Familie aus Bissingen floh vor Schulpflicht in die USA

Da in allen 50 US-Bundesstaaten Homeschooling erlaubt ist, stellte die Familie vor 15 Jahren einen Antrag auf Asyl. Die Begründung: Die deutsche Schulpflicht sei eine Unterdrückung ihrer Religion. So lehnen sie beispielsweise Inhalte aus Schulbüchern ab, die ihrem Glauben widersprechen. In den USA lebt die Familie seit 2008 in Morristown im Bundesstaat Tennessee.

Familie Romeike hat Bissingen an der Teck 2008 in Richtung USA verlassen.
Familie Romeike hat Bissingen an der Teck 2008 in Richtung USA verlassen.

Einwanderungsbehörde: Ausweisung Anfang Oktober

Seit ihrer Ankunft durchlief die Familie mehrere Gerichtsverfahren. 2014 wurde entschieden, dass die Familie kein Recht auf Asyl in den USA hat, da sie deutsches Recht missachte und ihr in Deutschland keine Verfolgung drohe. Trotzdem wurden die Romeikes seither auf unbefristete Zeit geduldet. Dafür musste sich die Familie lediglich regelmäßig bei der Einwanderungsbehörde melden.

Uwe und Hannelore Romeike 2009 beim Unterricht ihrer Kinder.
Uwe und Hannelore Romeike 2009 beim Unterricht ihrer Kinder.

Nun ist der Familie allerdings bei der jüngsten Kontrolle des Aufenthaltsstatus mitgeteilt worden, dass sie binnen vier Wochen das Land verlassen müssten. Das erklärte ein Sprecher des US-amerikanischen Rechtshilfeverbands HSLDA, der sich für Homeschooling einsetzt und auch die Romeikes berät.

Evangelikale Gruppen unterstützen Familie Romeike

In den USA sorgt der Fall schon seit Längerem für große Aufmerksamkeit.
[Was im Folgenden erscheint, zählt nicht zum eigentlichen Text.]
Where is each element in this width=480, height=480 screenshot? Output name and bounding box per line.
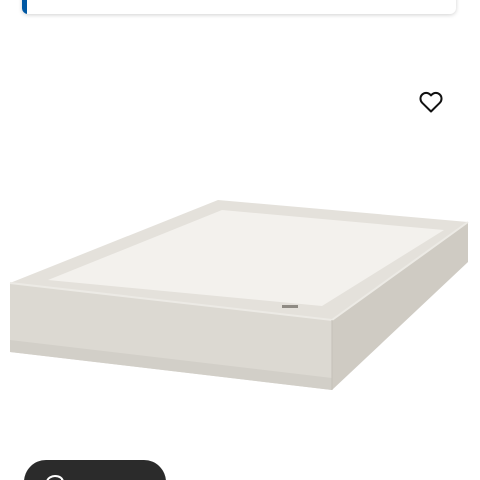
product-page <box>0 0 480 480</box>
heart-icon <box>419 91 443 113</box>
rotate-3d-icon <box>46 474 64 480</box>
top-banner-card[interactable] <box>22 0 456 14</box>
base-label-tag <box>282 305 298 308</box>
favourite-button[interactable] <box>416 88 446 116</box>
banner-accent-bar <box>22 0 27 14</box>
product-image[interactable] <box>0 180 480 420</box>
view-3d-button[interactable] <box>24 460 166 480</box>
Die republikanische Kongressabgeordnete Diana Harshbarger aus Tennessee hat laut Pressemeldungen einen Entwurf im Parlament eingereicht, der Familie Romeike ein Aufenthaltsrecht gewähren soll. Gleichzeitig läuft eine Petition mit einer entsprechenden Forderung an die US-Bundesregierung für ein Bleiberecht der Familie. Rund 64.000 Menschen haben den Aufruf bereits unterschrieben.
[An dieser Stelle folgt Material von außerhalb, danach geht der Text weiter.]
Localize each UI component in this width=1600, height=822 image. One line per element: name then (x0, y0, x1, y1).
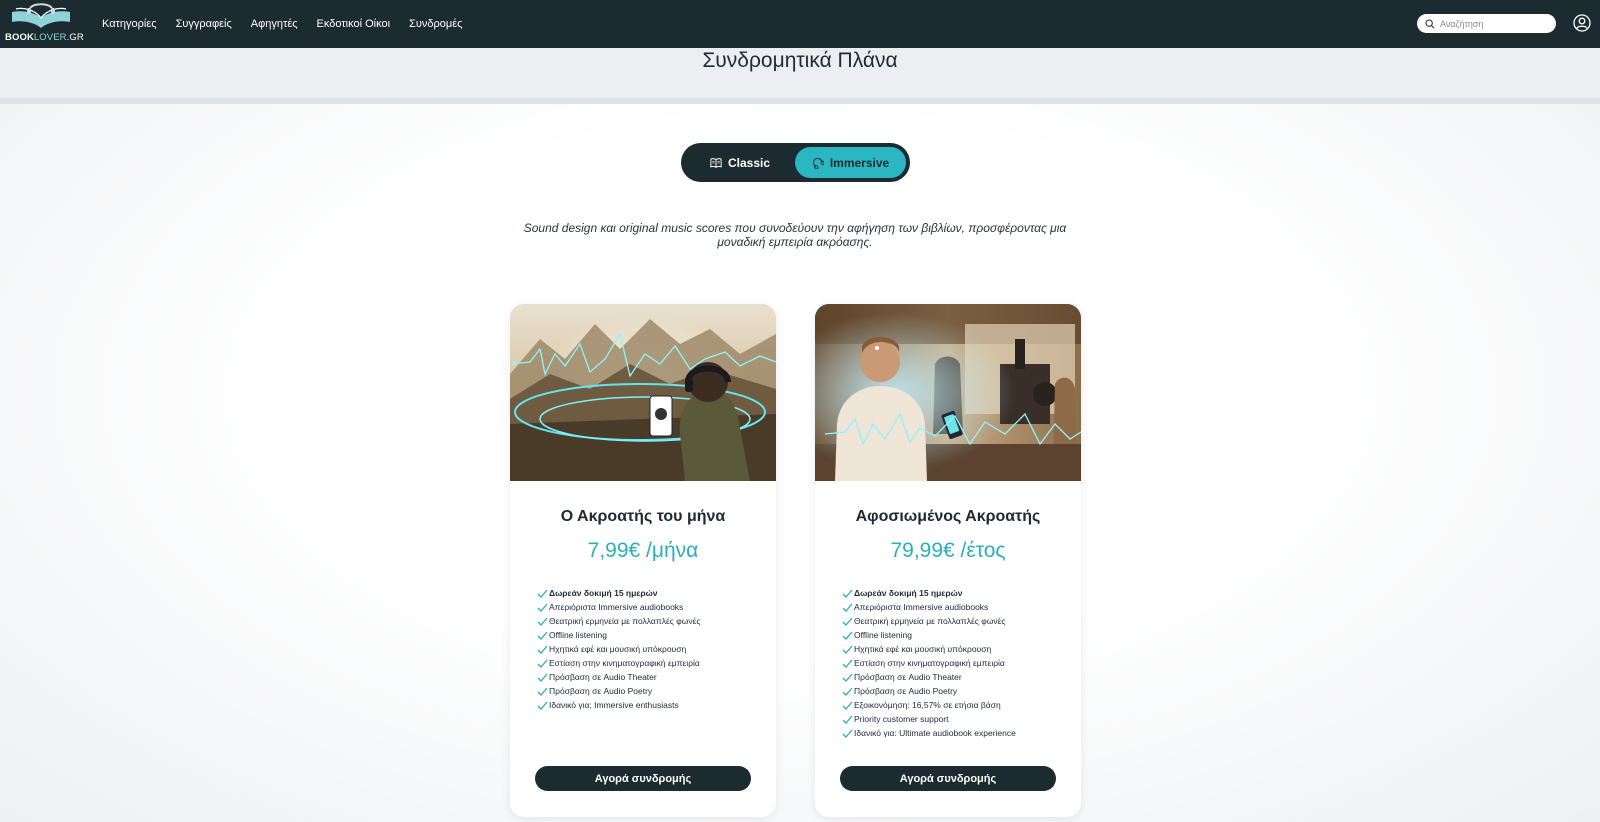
check-icon (537, 603, 548, 612)
feature-item: Ηχητικά εφέ και μουσική υπόκρουση (842, 642, 1081, 656)
toggle-classic[interactable]: Classic (685, 147, 795, 178)
check-icon (842, 687, 853, 696)
check-icon (537, 631, 548, 640)
check-icon (842, 701, 853, 710)
plan-features: Δωρεάν δοκιμή 15 ημερών Απεριόριστα Imme… (537, 586, 776, 712)
main-background (0, 104, 1600, 822)
buy-subscription-button[interactable]: Αγορά συνδρομής (535, 766, 751, 791)
check-icon (537, 687, 548, 696)
toggle-classic-label: Classic (727, 155, 771, 170)
feature-item: Θεατρική ερμηνεία με πολλαπλές φωνές (537, 614, 776, 628)
plan-card-yearly: Αφοσιωμένος Ακροατής 79,99€ /έτος Δωρεάν… (815, 304, 1081, 817)
feature-item: Εστίαση στην κινηματογραφική εμπειρία (537, 656, 776, 670)
check-icon (842, 729, 853, 738)
check-icon (537, 701, 548, 710)
check-icon (842, 631, 853, 640)
user-account-icon[interactable] (1573, 14, 1591, 32)
check-icon (842, 673, 853, 682)
feature-item: Εστίαση στην κινηματογραφική εμπειρία (842, 656, 1081, 670)
feature-item: Offline listening (842, 628, 1081, 642)
feature-item: Δωρεάν δοκιμή 15 ημερών (842, 586, 1081, 600)
plan-type-toggle: Classic Immersive (681, 143, 910, 182)
nav-authors[interactable]: Συγγραφείς (176, 18, 232, 30)
toggle-immersive[interactable]: Immersive (795, 147, 906, 178)
listener-mountains-image (510, 304, 776, 481)
nav-categories[interactable]: Κατηγορίες (102, 18, 157, 30)
check-icon (842, 715, 853, 724)
check-icon (537, 673, 548, 682)
buy-subscription-button[interactable]: Αγορά συνδρομής (840, 766, 1056, 791)
top-navbar: BOOKLOVER.GR Κατηγορίες Συγγραφείς Αφηγη… (0, 0, 1600, 48)
nav-subscriptions[interactable]: Συνδρομές (409, 18, 462, 30)
feature-item: Ηχητικά εφέ και μουσική υπόκρουση (537, 642, 776, 656)
plan-title: Αφοσιωμένος Ακροατής (855, 508, 1041, 525)
logo-text: BOOKLOVER.GR (5, 32, 84, 43)
book-open-icon (710, 157, 722, 168)
check-icon (537, 645, 548, 654)
plan-image-yearly (815, 304, 1081, 481)
feature-item: Πρόσβαση σε Audio Poetry (842, 684, 1081, 698)
feature-item: Priority customer support (842, 712, 1081, 726)
plan-features: Δωρεάν δοκιμή 15 ημερών Απεριόριστα Imme… (842, 586, 1081, 740)
plan-title: Ο Ακροατής του μήνα (560, 508, 726, 525)
nav-narrators[interactable]: Αφηγητές (251, 18, 298, 30)
feature-item: Ιδανικό για: Ultimate audiobook experien… (842, 726, 1081, 740)
feature-item: Ιδανικό για: Immersive enthusiasts (537, 698, 776, 712)
check-icon (842, 645, 853, 654)
feature-item: Πρόσβαση σε Audio Poetry (537, 684, 776, 698)
check-icon (842, 617, 853, 626)
feature-item: Απεριόριστα Immersive audiobooks (537, 600, 776, 614)
toggle-immersive-label: Immersive (829, 155, 890, 170)
search-box[interactable] (1417, 14, 1556, 33)
feature-item: Πρόσβαση σε Audio Theater (537, 670, 776, 684)
feature-item: Απεριόριστα Immersive audiobooks (842, 600, 1081, 614)
page-title: Συνδρομητικά Πλάνα (702, 49, 898, 72)
check-icon (842, 589, 853, 598)
check-icon (842, 603, 853, 612)
nav-publishers[interactable]: Εκδοτικοί Οίκοι (317, 18, 391, 30)
feature-item: Θεατρική ερμηνεία με πολλαπλές φωνές (842, 614, 1081, 628)
plan-description: Sound design και original music scores π… (523, 221, 1067, 249)
plan-card-monthly: Ο Ακροατής του μήνα 7,99€ /μήνα Δωρεάν δ… (510, 304, 776, 817)
plan-price: 79,99€ /έτος (890, 539, 1006, 562)
plan-price: 7,99€ /μήνα (587, 539, 699, 562)
site-logo[interactable]: BOOKLOVER.GR (0, 0, 84, 48)
feature-item: Πρόσβαση σε Audio Theater (842, 670, 1081, 684)
check-icon (842, 659, 853, 668)
search-input[interactable] (1440, 18, 1550, 29)
headphones-icon (812, 157, 824, 169)
check-icon (537, 589, 548, 598)
feature-item: Δωρεάν δοκιμή 15 ημερών (537, 586, 776, 600)
plan-image-monthly (510, 304, 776, 481)
main-nav: Κατηγορίες Συγγραφείς Αφηγητές Εκδοτικοί… (102, 18, 481, 30)
listener-train-station-image (815, 304, 1081, 481)
open-book-logo-icon (12, 3, 70, 28)
search-icon (1425, 18, 1435, 29)
feature-item: Offline listening (537, 628, 776, 642)
check-icon (537, 617, 548, 626)
feature-item: Εξοικονόμηση: 16,57% σε ετήσια βάση (842, 698, 1081, 712)
check-icon (537, 659, 548, 668)
page-header: Συνδρομητικά Πλάνα (0, 48, 1600, 98)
Die US-Kongressabgeordnete Diana Harshbarger unterstützt die evangelikale Familie Romeike aus Bissingen an der Teck.
Die US-Kongressabgeordnete Diana Harshbarger unterstützt die evangelikale Familie Romeike aus Bissingen an der Teck.
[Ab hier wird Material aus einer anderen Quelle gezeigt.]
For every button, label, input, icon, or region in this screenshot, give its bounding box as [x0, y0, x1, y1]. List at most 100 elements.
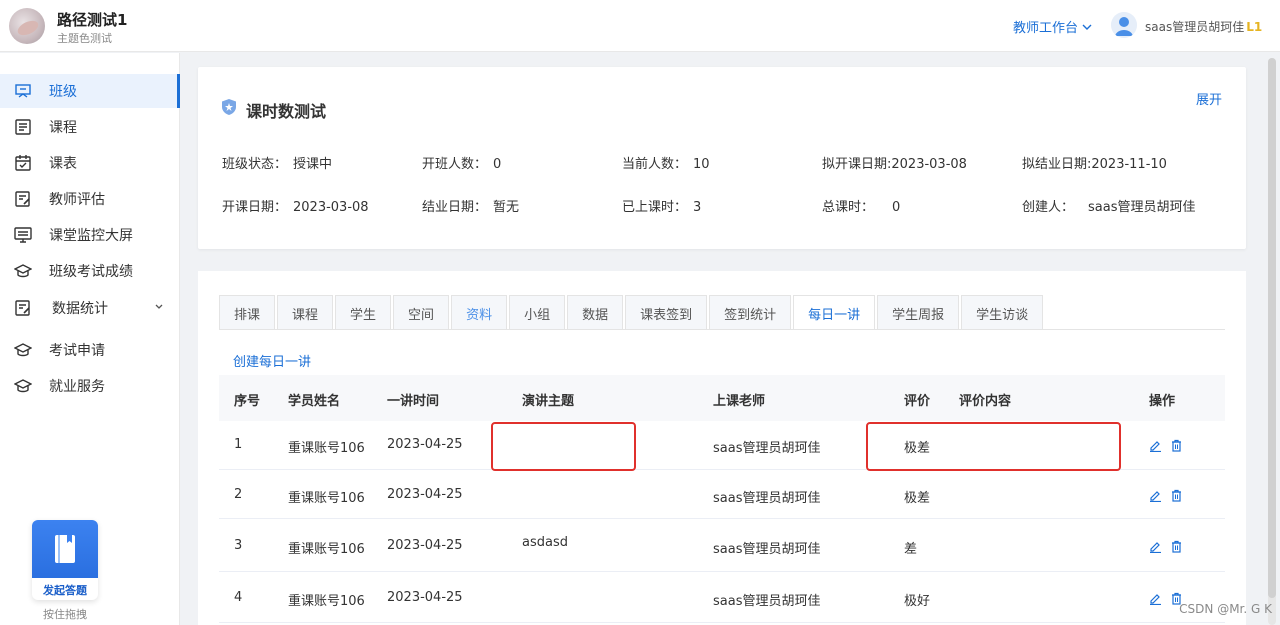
cell-no: 4 — [234, 590, 243, 605]
field-key: 结业日期： — [422, 200, 488, 215]
field-value: 3 — [693, 200, 702, 215]
column-header: 评价内容 — [959, 394, 1012, 409]
sidebar-item-exam-scores[interactable]: 班级考试成绩 — [0, 254, 180, 288]
graduation-cap-icon — [14, 341, 32, 359]
field-value: 授课中 — [293, 157, 333, 172]
class-title: 课时数测试 — [246, 102, 327, 121]
table-row: 3 重课账号106 2023-04-25 asdasd saas管理员胡珂佳 差 — [219, 519, 1225, 572]
user-name-text: saas管理员胡珂佳 — [1145, 20, 1245, 34]
cell-no: 2 — [234, 487, 243, 502]
sidebar-item-label: 班级 — [49, 84, 77, 100]
statistics-icon — [14, 299, 32, 317]
cell-no: 1 — [234, 437, 243, 452]
tab-student-interview[interactable]: 学生访谈 — [961, 295, 1044, 330]
tab-course[interactable]: 课程 — [277, 295, 334, 330]
sidebar-item-class[interactable]: 班级 — [0, 74, 180, 108]
class-info-card: 课时数测试 展开 班级状态： 授课中 开班人数： 0 当前人数： 10 拟开课日期:2… — [198, 67, 1246, 249]
sidebar-item-classroom-monitor[interactable]: 课堂监控大屏 — [0, 218, 180, 252]
user-level-badge: L1 — [1246, 20, 1263, 34]
column-header: 评价 — [904, 394, 931, 409]
book-icon — [32, 520, 98, 578]
create-daily-talk-link[interactable]: 创建每日一讲 — [233, 351, 311, 370]
sidebar-item-employment[interactable]: 就业服务 — [0, 369, 180, 403]
sidebar-item-teacher-evaluation[interactable]: 教师评估 — [0, 182, 180, 216]
column-header: 上课老师 — [713, 394, 766, 409]
cell-date: 2023-04-25 — [387, 590, 463, 605]
brand-title: 路径测试1 — [57, 11, 128, 29]
delete-icon[interactable] — [1170, 540, 1183, 553]
classroom-icon — [14, 82, 32, 100]
sidebar-item-schedule[interactable]: 课表 — [0, 146, 180, 180]
scrollbar-thumb[interactable] — [1268, 58, 1276, 598]
cell-teacher: saas管理员胡珂佳 — [713, 594, 821, 609]
tab-groups[interactable]: 小组 — [509, 295, 566, 330]
tab-materials[interactable]: 资料 — [451, 295, 508, 330]
workbench-dropdown[interactable]: 教师工作台 — [1013, 17, 1092, 36]
field-start-date: 开课日期： 2023-03-08 — [222, 196, 369, 215]
cell-teacher: saas管理员胡珂佳 — [713, 441, 821, 456]
tab-space[interactable]: 空间 — [393, 295, 450, 330]
sidebar-item-course[interactable]: 课程 — [0, 110, 180, 144]
field-completed-hours: 已上课时： 3 — [622, 196, 701, 215]
field-key: 班级状态： — [222, 157, 288, 172]
workbench-label: 教师工作台 — [1013, 21, 1079, 36]
table-header: 序号 学员姓名 一讲时间 演讲主题 上课老师 评价 评价内容 操作 — [219, 375, 1225, 421]
edit-icon[interactable] — [1149, 592, 1162, 605]
cell-name: 重课账号106 — [288, 441, 365, 456]
sidebar-item-label: 课程 — [49, 120, 77, 136]
cell-teacher: saas管理员胡珂佳 — [713, 491, 821, 506]
start-quiz-label: 发起答题 — [43, 584, 87, 597]
delete-icon[interactable] — [1170, 439, 1183, 452]
cell-no: 3 — [234, 538, 243, 553]
sidebar-item-label: 课表 — [49, 156, 77, 172]
table-row: 2 重课账号106 2023-04-25 saas管理员胡珂佳 极差 — [219, 470, 1225, 519]
field-value: 10 — [693, 157, 710, 172]
user-name[interactable]: saas管理员胡珂佳 L1 — [1145, 18, 1262, 35]
field-value: 0 — [892, 200, 901, 215]
edit-icon[interactable] — [1149, 439, 1162, 452]
field-creator: 创建人： saas管理员胡珂佳 — [1022, 196, 1196, 215]
cell-name: 重课账号106 — [288, 542, 365, 557]
field-key: 当前人数： — [622, 157, 688, 172]
brand-logo — [9, 8, 45, 44]
tab-bar: 排课 课程 学生 空间 资料 小组 数据 课表签到 签到统计 每日一讲 学生周报… — [219, 295, 1045, 330]
field-opening-count: 开班人数： 0 — [422, 153, 501, 172]
watermark: CSDN @Mr. G K — [1179, 602, 1272, 616]
field-value: saas管理员胡珂佳 — [1088, 200, 1196, 215]
field-key: 总课时： — [822, 200, 875, 215]
user-avatar[interactable] — [1111, 12, 1137, 38]
column-header: 学员姓名 — [288, 394, 341, 409]
evaluation-icon — [14, 190, 32, 208]
course-icon — [14, 118, 32, 136]
sidebar-item-label: 课堂监控大屏 — [49, 228, 133, 244]
sidebar-item-label: 教师评估 — [49, 192, 105, 208]
page-scrollbar[interactable] — [1268, 58, 1276, 625]
sidebar-item-statistics[interactable]: 数据统计 — [0, 291, 180, 325]
field-end-date: 结业日期： 暂无 — [422, 196, 519, 215]
tab-schedule[interactable]: 排课 — [219, 295, 276, 330]
top-bar: 路径测试1 主题色测试 教师工作台 saas管理员胡珂佳 L1 — [0, 0, 1280, 52]
sidebar-item-label: 班级考试成绩 — [49, 264, 133, 280]
sidebar-item-exam-application[interactable]: 考试申请 — [0, 333, 180, 367]
tab-students[interactable]: 学生 — [335, 295, 392, 330]
sidebar-item-label: 数据统计 — [52, 301, 108, 317]
highlight-box-topic — [491, 422, 636, 471]
brand-subtitle: 主题色测试 — [57, 32, 112, 45]
chevron-down-icon — [155, 304, 163, 309]
tab-weekly-report[interactable]: 学生周报 — [877, 295, 960, 330]
tab-data[interactable]: 数据 — [567, 295, 624, 330]
table-row: 4 重课账号106 2023-04-25 saas管理员胡珂佳 极好 — [219, 572, 1225, 623]
tab-schedule-checkin[interactable]: 课表签到 — [625, 295, 708, 330]
start-quiz-button[interactable]: 发起答题 — [32, 520, 98, 600]
row-actions — [1149, 439, 1183, 452]
expand-link[interactable]: 展开 — [1196, 89, 1222, 108]
field-key: 创建人： — [1022, 200, 1075, 215]
tab-checkin-stats[interactable]: 签到统计 — [709, 295, 792, 330]
edit-icon[interactable] — [1149, 540, 1162, 553]
edit-icon[interactable] — [1149, 489, 1162, 502]
delete-icon[interactable] — [1170, 489, 1183, 502]
row-actions — [1149, 489, 1183, 502]
tab-daily-talk[interactable]: 每日一讲 — [793, 295, 876, 330]
field-total-hours: 总课时： 0 — [822, 196, 900, 215]
field-value: 2023-03-08 — [891, 157, 967, 172]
Große Unterstützung dürfte die Familie wohl auch erhalten, da Homeschooling und evangelikale Strömungen in den USA weit verbreitet sind. Nach Angaben des Public Religion Research Instituts machen weiße Evangelikale in den USA rund 14 Prozent der Gesamtbevölkerung aus. Häufig werden deren Kinder zu Hause unterrichtet. Laut einer Studie des National Home Education Research Institute lernen in den USA insgesamt 3,1 Millionen Kinder zu Hause.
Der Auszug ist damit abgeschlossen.